In a MUST READ commentary piece published in the CTNewsjunkie, Robert Cotto Jr. reviews the flawed special education proposal submitted by The Connecticut School Finance Project, a corporate education reform group that has apparently violated state law by illegally engaging in lobbying activities with Governor Dannel Malloy and his administration. (See: In violation of state lobbying laws, corporate education reform group develops Malloy’s disastrous special education funding proposal.)
Cotto begins by explaining,
As the state considers the risk of adding a new casino, Connecticut must beware of another plan to gamble with funds for students with disabilities. Based on its flawed analysis of special education, the plan could be a jackpot for profiteers and charter school entrepreneurs. We must stop this scheme and consider better alternatives.

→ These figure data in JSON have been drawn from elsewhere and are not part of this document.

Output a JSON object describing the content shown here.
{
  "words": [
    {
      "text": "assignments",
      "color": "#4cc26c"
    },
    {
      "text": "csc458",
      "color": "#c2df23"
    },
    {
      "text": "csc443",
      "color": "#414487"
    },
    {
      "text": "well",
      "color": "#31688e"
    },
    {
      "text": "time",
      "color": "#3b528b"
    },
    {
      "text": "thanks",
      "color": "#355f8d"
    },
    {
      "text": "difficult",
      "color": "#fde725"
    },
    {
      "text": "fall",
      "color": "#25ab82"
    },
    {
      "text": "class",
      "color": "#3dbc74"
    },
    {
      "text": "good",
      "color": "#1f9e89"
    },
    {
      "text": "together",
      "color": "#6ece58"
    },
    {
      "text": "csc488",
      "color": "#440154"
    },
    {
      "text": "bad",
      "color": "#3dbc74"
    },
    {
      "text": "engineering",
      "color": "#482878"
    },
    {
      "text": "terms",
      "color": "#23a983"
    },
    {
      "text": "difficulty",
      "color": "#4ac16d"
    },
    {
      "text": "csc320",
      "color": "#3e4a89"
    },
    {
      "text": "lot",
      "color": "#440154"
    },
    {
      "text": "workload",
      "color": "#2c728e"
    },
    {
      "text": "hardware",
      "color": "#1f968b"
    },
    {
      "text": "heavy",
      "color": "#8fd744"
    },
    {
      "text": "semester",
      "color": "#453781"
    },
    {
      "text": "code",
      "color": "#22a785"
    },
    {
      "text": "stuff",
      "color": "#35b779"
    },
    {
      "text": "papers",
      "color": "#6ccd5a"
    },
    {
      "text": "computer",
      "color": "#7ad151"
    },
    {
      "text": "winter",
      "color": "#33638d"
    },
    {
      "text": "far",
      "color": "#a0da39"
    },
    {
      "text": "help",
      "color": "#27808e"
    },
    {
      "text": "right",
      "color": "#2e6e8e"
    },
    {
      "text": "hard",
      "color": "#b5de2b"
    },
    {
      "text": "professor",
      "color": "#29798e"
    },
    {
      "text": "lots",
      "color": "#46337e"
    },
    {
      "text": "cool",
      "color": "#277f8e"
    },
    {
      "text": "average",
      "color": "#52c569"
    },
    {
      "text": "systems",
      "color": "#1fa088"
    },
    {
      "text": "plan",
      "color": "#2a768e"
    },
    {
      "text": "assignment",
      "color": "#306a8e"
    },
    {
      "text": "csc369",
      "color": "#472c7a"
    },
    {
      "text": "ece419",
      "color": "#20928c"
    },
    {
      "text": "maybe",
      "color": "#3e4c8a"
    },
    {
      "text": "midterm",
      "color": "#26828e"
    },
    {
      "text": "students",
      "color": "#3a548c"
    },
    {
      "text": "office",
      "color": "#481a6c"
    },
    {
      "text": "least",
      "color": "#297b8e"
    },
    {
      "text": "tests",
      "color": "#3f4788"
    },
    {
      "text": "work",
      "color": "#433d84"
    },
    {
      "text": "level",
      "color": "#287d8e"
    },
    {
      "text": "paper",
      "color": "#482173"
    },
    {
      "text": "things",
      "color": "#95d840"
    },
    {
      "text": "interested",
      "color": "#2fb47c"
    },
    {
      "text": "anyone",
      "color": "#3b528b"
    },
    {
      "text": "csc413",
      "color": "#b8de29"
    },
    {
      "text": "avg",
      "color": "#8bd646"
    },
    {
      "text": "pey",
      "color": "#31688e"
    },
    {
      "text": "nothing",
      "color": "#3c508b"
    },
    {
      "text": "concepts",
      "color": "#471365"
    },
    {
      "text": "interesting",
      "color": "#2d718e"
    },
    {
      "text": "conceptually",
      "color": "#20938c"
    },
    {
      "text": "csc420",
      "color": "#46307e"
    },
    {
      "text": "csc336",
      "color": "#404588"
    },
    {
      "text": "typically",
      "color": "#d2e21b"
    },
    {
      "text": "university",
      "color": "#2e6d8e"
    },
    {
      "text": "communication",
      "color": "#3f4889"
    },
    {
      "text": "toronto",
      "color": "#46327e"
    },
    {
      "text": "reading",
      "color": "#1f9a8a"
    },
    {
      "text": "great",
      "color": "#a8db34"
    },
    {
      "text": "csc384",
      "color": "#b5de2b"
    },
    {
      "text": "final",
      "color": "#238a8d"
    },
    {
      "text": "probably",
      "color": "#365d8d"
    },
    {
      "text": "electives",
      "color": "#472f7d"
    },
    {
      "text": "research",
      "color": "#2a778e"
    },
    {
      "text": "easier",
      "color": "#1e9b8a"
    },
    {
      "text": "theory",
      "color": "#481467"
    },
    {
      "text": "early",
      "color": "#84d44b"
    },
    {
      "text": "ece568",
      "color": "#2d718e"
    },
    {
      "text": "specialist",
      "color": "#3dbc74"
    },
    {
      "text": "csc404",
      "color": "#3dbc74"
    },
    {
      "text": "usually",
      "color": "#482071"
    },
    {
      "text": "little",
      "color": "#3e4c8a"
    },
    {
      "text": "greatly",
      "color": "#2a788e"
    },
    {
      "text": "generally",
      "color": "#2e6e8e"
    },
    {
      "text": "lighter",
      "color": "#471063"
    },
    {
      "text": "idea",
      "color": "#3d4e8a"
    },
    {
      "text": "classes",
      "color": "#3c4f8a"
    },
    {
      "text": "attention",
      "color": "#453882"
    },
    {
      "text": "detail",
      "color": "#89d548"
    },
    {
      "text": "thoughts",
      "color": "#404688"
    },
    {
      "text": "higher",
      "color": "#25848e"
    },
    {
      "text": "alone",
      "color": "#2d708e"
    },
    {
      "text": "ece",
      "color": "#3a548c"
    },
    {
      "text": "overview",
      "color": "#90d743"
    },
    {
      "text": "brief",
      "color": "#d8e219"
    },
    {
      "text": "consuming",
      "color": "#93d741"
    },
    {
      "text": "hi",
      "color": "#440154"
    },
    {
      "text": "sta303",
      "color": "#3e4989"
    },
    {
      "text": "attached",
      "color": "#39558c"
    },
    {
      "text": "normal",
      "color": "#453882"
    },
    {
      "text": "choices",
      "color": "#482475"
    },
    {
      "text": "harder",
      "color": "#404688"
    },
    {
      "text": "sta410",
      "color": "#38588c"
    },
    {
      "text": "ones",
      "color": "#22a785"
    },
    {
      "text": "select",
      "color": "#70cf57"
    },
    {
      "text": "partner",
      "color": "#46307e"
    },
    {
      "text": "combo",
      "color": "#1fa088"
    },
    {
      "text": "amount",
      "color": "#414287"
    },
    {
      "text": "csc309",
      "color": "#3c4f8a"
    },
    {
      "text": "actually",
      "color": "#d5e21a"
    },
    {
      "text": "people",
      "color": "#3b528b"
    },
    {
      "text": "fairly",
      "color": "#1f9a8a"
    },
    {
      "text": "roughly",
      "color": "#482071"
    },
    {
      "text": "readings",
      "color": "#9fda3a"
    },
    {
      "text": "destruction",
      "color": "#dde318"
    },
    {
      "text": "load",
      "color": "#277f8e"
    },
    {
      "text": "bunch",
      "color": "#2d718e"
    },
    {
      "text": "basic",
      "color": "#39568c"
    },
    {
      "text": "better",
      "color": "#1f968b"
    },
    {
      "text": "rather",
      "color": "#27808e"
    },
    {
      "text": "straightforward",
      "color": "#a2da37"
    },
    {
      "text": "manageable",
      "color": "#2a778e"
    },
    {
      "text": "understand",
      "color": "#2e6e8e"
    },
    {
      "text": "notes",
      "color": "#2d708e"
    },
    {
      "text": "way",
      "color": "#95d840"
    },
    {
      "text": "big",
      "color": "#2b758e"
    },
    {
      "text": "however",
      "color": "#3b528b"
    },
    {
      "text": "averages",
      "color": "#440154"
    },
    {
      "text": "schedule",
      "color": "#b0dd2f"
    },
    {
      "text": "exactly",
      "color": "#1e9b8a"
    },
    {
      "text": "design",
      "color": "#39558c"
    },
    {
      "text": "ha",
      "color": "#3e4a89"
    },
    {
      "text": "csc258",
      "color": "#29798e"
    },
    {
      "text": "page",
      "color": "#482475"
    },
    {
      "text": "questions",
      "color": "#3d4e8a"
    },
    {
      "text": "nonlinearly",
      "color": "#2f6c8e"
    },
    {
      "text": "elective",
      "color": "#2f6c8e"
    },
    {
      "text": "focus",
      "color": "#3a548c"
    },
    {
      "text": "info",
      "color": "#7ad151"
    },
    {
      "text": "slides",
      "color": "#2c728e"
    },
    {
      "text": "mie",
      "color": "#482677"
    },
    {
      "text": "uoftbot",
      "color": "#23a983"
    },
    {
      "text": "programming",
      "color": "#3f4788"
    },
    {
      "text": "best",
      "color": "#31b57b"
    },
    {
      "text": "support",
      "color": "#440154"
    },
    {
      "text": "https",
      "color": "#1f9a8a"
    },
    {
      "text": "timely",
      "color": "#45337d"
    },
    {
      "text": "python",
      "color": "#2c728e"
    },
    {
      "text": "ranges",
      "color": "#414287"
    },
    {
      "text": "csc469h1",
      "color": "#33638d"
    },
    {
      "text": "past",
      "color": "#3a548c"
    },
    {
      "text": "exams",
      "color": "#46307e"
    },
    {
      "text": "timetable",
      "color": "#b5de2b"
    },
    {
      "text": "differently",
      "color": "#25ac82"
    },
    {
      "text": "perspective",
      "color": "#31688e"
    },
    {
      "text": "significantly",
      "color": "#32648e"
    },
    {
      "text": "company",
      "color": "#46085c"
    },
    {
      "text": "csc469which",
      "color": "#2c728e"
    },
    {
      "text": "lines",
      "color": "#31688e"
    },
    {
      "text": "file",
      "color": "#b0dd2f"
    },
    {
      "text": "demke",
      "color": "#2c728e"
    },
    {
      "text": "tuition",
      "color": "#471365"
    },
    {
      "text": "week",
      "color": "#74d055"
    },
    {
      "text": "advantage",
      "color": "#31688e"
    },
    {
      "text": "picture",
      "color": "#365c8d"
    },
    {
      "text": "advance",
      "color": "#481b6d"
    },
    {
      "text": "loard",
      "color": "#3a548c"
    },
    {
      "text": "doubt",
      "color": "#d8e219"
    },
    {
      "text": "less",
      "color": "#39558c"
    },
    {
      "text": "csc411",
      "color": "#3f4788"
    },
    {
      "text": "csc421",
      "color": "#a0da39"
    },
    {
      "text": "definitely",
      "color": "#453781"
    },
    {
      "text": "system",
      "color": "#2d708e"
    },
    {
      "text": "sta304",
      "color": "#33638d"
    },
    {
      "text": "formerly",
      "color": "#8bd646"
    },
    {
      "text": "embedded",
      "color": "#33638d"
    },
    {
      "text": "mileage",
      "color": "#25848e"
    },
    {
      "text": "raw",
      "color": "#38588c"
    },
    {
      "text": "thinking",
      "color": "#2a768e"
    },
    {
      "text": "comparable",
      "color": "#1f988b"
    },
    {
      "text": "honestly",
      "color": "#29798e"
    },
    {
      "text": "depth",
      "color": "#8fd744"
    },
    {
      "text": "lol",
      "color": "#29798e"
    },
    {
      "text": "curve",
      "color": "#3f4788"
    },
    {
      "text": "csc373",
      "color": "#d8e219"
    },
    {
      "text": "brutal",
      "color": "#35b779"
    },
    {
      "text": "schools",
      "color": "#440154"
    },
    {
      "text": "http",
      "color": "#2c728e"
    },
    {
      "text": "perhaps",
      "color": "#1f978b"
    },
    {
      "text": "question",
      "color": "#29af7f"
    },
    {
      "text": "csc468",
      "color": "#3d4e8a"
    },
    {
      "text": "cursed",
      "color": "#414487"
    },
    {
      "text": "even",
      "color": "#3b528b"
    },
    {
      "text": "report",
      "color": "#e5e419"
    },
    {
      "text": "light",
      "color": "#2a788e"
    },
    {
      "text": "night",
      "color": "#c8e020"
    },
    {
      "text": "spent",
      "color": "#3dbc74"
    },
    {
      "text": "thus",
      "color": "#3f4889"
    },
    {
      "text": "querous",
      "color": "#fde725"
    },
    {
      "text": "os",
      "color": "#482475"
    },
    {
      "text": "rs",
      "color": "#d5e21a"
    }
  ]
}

Initially proposed by the Connecticut School Finance Project to help districts face the “ups” and “downs” of special education costs, the governor’s administration, as well as other education reformers, have now endorsed the plan. Yet, as Deborah Richards from the Capitol Region Education Council stated, “the primary issue is cost” of special education, not volatility.
If this plan sounds like a scam to you, then you are not alone. Special education advocate Dianne Willcutts, stated that it, “does not ensure that Districts will be in compliance” with special education law. Attorney Andrew Feinstein warned“this bill (SB 542) does nothing to help children with disabilities” and voiced concern that it would “actually harm children with disabilities.”
Even potential supporters were unsure. The Connecticut Association of Boards of Education called for more details. Others called the plan “unclear.” Two parents claimed this offers more equity, but shared only personal anecdotes.
So who benefits?
The State: By moving money around and adding some dollars in the first year, the administration will claim in public and court that it has an “innovative” method of funding special education.
Profiteers: The plan creates a “captive insurance company” to insure the state against future special education costs (e.g. Step 3). The fund would pay salaries and fees to manage the plan. Because captive insurance companies are often misused, the American Bar Association and U.S. Department of the Treasury have raised concerns and the FBI includes “captives” on the “Dirty Dozen” tax scam list.
Charter school entrepreneurs: One of the barriers to a school voucher system, supported by charter lobbyists, is that public districts must pay for all students, including those with disabilities. Per-pupil vouchers do not cover all costs.
With local and state funds, public-school districts pay special education costs for their own districts and at charter schools. This cost-sharing system makes it difficult to implement vouchers or similar plans (e.g. money follows child, weighted student funding, student-based budgeting).